The X8 is great, but if you look at the open source ZX-UNO (which has been forked with a VGA version), you get everything the X8 has plus you get real game ports, 512K of SRAM, PS/2 port, and an expansion port!
In other words, you get the X16e, except with a different processor family, a different video system, and a different audio system. The various prices of ZX Uno board builds I see in a quick google are €100-€150, which subtracting VAT and doing the exchange is about $100-$150.

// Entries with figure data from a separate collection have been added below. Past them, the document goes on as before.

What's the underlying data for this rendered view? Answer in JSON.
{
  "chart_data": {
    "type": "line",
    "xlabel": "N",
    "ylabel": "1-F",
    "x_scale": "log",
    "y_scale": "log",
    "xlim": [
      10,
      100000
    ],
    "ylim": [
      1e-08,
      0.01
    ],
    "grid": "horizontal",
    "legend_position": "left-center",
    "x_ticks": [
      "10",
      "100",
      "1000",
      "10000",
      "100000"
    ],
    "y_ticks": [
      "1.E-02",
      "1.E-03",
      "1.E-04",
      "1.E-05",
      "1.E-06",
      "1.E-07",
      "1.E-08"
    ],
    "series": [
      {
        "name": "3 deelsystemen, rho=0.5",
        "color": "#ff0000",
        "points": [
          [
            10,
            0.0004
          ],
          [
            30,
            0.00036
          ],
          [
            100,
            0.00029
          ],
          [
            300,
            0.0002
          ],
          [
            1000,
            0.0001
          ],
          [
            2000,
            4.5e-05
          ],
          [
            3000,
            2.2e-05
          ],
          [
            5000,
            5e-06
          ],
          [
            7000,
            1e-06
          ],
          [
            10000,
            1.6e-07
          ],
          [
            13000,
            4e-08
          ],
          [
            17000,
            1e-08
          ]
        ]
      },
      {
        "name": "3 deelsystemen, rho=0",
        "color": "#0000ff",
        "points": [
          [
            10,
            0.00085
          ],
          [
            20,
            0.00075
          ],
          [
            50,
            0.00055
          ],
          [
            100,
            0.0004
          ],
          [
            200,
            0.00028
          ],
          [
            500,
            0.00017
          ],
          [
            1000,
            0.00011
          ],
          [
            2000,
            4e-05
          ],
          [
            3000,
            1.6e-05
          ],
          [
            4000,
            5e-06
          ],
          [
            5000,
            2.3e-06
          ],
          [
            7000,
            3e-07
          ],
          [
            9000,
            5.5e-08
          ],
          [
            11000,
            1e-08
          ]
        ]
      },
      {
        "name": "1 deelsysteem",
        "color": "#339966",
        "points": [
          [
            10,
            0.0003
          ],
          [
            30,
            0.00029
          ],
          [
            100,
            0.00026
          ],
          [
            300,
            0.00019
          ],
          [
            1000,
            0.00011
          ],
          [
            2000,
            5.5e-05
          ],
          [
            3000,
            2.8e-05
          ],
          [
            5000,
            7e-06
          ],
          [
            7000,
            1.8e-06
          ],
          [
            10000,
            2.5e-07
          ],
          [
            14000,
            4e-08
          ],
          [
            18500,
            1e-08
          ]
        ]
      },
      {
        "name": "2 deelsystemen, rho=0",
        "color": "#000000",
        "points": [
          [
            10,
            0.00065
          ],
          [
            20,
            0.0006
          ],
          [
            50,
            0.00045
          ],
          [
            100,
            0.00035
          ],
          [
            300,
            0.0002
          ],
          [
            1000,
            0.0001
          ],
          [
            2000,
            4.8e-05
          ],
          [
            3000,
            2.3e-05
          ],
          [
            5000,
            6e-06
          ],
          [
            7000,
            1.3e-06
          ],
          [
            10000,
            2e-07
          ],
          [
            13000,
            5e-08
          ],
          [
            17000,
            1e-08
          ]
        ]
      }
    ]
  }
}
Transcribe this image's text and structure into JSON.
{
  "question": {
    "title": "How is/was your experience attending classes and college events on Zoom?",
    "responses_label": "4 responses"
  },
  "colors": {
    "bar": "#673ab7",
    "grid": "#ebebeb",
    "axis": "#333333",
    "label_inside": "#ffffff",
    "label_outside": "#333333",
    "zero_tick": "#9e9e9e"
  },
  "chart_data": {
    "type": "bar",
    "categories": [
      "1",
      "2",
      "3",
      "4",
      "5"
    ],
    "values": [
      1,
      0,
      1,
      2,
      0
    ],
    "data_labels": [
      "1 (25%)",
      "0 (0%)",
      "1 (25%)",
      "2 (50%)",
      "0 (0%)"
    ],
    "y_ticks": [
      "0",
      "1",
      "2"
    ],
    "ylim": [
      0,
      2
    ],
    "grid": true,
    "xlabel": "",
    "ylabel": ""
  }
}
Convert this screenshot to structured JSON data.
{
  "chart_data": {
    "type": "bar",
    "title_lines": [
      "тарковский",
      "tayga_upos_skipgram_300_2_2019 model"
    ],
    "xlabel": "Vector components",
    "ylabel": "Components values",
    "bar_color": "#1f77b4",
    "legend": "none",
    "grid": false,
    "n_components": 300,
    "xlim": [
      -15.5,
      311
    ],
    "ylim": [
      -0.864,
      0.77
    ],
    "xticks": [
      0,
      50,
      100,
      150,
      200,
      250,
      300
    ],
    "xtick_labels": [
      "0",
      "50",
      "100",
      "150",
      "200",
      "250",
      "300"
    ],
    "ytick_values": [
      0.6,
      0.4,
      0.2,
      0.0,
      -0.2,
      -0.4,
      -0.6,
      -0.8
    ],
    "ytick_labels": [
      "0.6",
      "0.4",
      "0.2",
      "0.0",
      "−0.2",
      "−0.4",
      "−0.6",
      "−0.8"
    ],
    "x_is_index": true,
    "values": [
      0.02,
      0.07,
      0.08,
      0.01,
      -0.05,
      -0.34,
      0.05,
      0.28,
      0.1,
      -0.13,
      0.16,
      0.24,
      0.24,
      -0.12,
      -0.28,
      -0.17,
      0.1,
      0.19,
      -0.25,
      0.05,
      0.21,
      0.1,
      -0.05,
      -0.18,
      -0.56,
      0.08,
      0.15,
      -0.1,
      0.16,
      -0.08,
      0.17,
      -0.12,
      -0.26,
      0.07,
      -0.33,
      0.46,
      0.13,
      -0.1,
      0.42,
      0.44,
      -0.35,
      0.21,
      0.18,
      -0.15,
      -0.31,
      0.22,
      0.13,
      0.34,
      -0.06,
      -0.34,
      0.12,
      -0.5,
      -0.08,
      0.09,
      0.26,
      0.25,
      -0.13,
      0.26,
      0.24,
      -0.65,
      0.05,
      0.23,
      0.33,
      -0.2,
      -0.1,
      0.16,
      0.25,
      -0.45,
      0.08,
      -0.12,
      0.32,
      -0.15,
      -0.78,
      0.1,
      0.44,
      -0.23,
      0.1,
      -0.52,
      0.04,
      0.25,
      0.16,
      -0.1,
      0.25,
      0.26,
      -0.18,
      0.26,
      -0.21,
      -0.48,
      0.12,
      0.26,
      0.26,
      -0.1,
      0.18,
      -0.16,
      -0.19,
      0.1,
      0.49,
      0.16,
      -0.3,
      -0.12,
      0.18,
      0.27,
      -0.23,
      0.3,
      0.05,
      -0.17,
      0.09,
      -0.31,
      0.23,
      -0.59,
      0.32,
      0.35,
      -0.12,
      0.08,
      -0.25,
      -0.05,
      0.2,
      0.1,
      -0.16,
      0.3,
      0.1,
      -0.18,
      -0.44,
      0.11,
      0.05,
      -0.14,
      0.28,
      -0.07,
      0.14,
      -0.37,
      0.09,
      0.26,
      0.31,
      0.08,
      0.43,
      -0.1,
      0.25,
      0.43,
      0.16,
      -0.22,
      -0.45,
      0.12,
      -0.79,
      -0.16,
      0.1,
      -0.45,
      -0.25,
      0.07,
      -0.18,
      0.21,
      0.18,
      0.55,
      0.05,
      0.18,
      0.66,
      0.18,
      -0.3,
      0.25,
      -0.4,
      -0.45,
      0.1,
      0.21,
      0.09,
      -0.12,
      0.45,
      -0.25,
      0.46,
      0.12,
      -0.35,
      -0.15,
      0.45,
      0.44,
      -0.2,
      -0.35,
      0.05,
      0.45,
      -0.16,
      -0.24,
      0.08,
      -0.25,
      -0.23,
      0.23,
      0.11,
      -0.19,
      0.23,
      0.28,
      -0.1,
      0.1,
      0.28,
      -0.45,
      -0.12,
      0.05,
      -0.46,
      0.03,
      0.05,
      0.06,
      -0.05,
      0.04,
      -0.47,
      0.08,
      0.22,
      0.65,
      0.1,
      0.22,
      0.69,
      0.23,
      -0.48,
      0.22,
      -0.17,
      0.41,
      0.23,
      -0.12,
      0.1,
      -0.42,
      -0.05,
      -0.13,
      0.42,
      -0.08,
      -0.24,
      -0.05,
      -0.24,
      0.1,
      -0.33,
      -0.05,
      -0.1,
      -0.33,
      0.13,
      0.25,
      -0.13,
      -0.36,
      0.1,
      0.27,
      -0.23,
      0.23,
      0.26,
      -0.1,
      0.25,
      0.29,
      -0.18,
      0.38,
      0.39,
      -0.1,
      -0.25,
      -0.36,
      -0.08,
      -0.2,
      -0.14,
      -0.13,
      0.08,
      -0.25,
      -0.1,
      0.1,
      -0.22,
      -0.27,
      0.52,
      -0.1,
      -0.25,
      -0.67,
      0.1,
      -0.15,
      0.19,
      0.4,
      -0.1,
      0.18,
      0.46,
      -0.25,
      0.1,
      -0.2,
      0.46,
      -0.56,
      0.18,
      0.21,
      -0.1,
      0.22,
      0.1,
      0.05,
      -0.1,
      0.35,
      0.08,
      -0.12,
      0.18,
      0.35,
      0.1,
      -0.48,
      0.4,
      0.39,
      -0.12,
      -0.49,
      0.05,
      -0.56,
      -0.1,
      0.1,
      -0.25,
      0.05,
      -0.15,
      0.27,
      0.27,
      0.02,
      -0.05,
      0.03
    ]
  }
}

8 hours ago, Lasagna said:
To me the X8 feels like a design constrained by the skills of the FPGA designer - someone knows the X16 FPGA (I forget is it Xilinx? Lattice?) and that specific FPGA toolchain really well and is shoehorning the design into that FPGA when we could have all the things we want, memory, real ports, and expansion, going with a ZX-UNO forked solution.
And the cost would likely end up about the same.
Sure, it might "feel" like that to you, but going with thinking it through instead, the idea that it was designed the way it was because the designer was not sufficiently skilled to design a CX16e is not really that likely.
At present, the X16e CANNOT be designed, because the board that it emulates is only in the prototype stage.
So it seems reasonably clear that the X8 was a proof of concept, showing how much of the X16 as it existed could be fit completely into the FPGA that they were using.
Compared your "he tried to do the X16e but he's not skilled enough to succeed" theory, the proof of concept theory is actually plausible. When they came up with the "three phase" approach, they would want to know how much it would cost. Seeing how far the Vega FPGA alone could go would be a valuable piece of information to judge which larger FPGA in the family would be needed.
It also would give them a data point on whether to freeze the Vera feature set, since giving in to clamoring to make it more of a 16/32 bit era video chip would impact the size of the FPGA as well.
As far as the cost ending up the same, no, almost certainly not. If you move from a ZX-Uno or CX16e type system to the X8, the price is going to fall substantially. The 16Xe might be a touch cheaper, since the ZX Uno has a Z80 core, which is a lot bigger than a 65c02 core. But the estimate of the X8 being half the cost of an X16e ... therefore under half the cost of a ZX Uno ... seems reasonable.
Indeed, the ZX-Uno could be seen as one more argument for dropping the ZX-Uno / CX16e type "two chip" device and doing a "one chip" device instead. While not compatible with the CX family, the equivalent of a CX16e has already "been done". The X8 is far more like being breaking fresh ground.